Scrivere a poche ore da un evento drammatico qual è stato l’atroce attentato alla sede del giornale satirico francese Charlie Hebdo è al contempo doveroso ed inopportuno, dacché solamente il silenzio si confà ad eventi simili. La matrice dell’aggressione è sembrata chiara sin dall’inizio, non appena sono trapelate le prime, dolorose notizie.

Ad altri, naturalmente, lascerò il commento politico dell’incresciosa vicenda. Dal canto mio, intendo spendere poche parole appena, che, per chi come me si occupa di dialogo interreligioso, rappresentano un dovere, civile ed etico assai prima che spirituale. Al di là di ogni vuota retorica, intendo ribadire con fermezza che ciò a cui la Francia ed il mondo hanno assistito attoniti non rappresenta in alcun modo l’Islam, termine il cui etimo rinvia a quella pace (salam) che il fondamentalismo musulmano tradisce insieme con il messaggio del profeta Mohammad, fedele riflesso di un Dio dal volto misericordioso.

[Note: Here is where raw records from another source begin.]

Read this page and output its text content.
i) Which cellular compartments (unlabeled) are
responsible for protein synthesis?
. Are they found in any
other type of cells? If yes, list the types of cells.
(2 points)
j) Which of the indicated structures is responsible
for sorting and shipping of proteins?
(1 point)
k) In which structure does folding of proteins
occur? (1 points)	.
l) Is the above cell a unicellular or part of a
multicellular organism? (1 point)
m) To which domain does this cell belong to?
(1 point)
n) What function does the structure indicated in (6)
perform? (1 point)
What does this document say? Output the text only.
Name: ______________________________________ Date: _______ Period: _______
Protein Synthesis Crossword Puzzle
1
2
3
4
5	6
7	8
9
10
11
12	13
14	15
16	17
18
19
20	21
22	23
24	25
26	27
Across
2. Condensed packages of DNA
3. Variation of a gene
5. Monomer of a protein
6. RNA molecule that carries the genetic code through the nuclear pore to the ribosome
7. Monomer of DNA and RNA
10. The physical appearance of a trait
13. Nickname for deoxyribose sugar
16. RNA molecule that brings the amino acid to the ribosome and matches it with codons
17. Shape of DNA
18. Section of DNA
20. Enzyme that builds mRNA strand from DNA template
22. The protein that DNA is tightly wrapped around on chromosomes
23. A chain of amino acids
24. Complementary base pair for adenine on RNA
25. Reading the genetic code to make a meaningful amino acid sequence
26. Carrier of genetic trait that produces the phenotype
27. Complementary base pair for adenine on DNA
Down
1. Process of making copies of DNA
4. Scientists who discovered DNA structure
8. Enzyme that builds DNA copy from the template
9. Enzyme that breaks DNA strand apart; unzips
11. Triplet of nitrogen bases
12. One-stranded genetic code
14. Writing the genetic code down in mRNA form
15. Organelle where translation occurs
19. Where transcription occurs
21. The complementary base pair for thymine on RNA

In alcun modo dobbiamo lasciarci risucchiare nella mefitica spirale delle contrapposizioni, che non fanno altro che acuire un conflitto che in tutti i modi dobbiamo cercare di comporre e di arginare. Il primo passo in tal senso è rappresentato dal rifiuto di accondiscendere alle semplificazioni denigratorie che una stampa superficiale dà irresponsabilmente in pasto ad un’opinione pubblica disinformata ed emotivamente suscettibile.

In questo momento, tutti gli sforzi devono convergere verso la presentazione del volto di un Islam non soltanto differente, ma opposto rispetto alla contraffazione fattane dall’estremismo integralista. Una gran parte di questo Islam, assai più silenzioso ma ampiamente maggioritario, era presente nell’unica immagine rincuorante che vorrei conservare di questo giorno infausto: le piazze delle città francesi traboccanti di dolore e d’indignazione, ma anche di speranza e di dignità civile.

Perché, è bene non dimenticarlo, insieme con la redazione del Charlie Hebdo, l’Islam che crede nella pace e cerca faticosamente di costruirla è l’altra vittima di questo ennesimo, tragico eccidio.